到着したその場所は、光州YMCA建物内の体育館だった。
光州に来る前、「光州5.18」で観たYMCAの看板が、なぜか記憶に焼き付いていた。
私は図らずしも、その場所へ来ることになった。
デジャブを見ているような不思議な感覚だった。
そして、合唱曲の制作者の指揮のもと、リハーサルは進んだ。
今回の合唱のためのオリジナル曲を、参加者で歌う。
韓国語のその歌詞を、長女が日本語に訳す。
その訳が、どこまで制作者の意図を表現した日本語になっているか。
限りなく原作者の気持ちに寄せられているか。
その歌詞の一部。
「5月 白く懐かしい あなたを待ってるね
5月 青く生き生きとした あなたを待ってるね」
直訳するとこの訳になるけれど、これらの言葉の奥には、どんな思いが込められているのだろう。
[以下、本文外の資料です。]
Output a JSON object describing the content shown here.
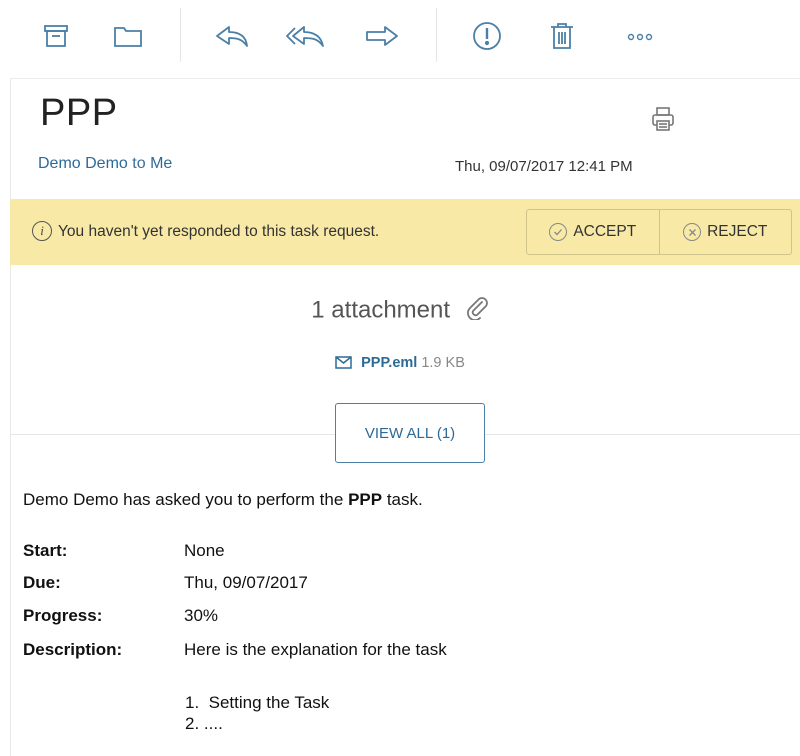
{
  "toolbar": {
    "archive_icon": "archive-icon",
    "folder_icon": "folder-icon",
    "reply_icon": "reply-icon",
    "reply_all_icon": "reply-all-icon",
    "forward_icon": "forward-icon",
    "important_icon": "exclamation-icon",
    "delete_icon": "trash-icon",
    "more_icon": "more-icon"
  },
  "message": {
    "subject": "PPP",
    "from": "Demo Demo",
    "to_word": "to",
    "to": "Me",
    "date": "Thu, 09/07/2017 12:41 PM"
  },
  "banner": {
    "info_glyph": "i",
    "text": "You haven't yet responded to this task request.",
    "accept_label": "ACCEPT",
    "reject_label": "REJECT",
    "background": "#f8e9a6"
  },
  "attachments": {
    "title": "1 attachment",
    "file_name": "PPP.eml",
    "file_size": "1.9 KB",
    "view_all_label": "VIEW ALL (1)"
  },
  "body": {
    "intro_prefix": "Demo Demo has asked you to perform the",
    "intro_task": "PPP",
    "intro_suffix": "task.",
    "fields": [
      {
        "label": "Start:",
        "value": "None"
      },
      {
        "label": "Due:",
        "value": "Thu, 09/07/2017"
      },
      {
        "label": "Progress:",
        "value": "30%"
      },
      {
        "label": "Description:",
        "value": "Here is the explanation for the task"
      }
    ],
    "list": [
      "1.  Setting the Task",
      "2. ...."
    ]
  },
  "colors": {
    "link": "#2c6a97",
    "icon": "#4b7fa6"
  }
}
光枝さんと長女は、制作者の方との会話を通して、限りなくその気持ちに近づこうとした。
「白く懐かしいあなた」は、故人を思い綴られた歌詞。
「青く生き生きとしたあなた」は、青葉のように若々しい青年のこと。
「青く」の意味をたずねた時、緑の葉っぱを指さした。
私達は、日本でも、新緑を青々と表現したり、信号の緑色を青と表現したりする。
日本に帰ってから、
たまたま、「皈る(かえる)」という言葉に出会った。
白へんに、反。
この「皈る」は、今は常用漢字ではないけれど、亡くなる人に使う漢字だという。
文字の一部に「白」が充てられている。
亡くなるさまに、私たちは共通に白のイメージを持っている。
韓国語と日本語の、同じ意識の根源を感じる。
限りなくその気持ちに近づこうとしながら参加した合唱。
私がiPhoneで記録した動画には、白い光の反射が映り込んでいた。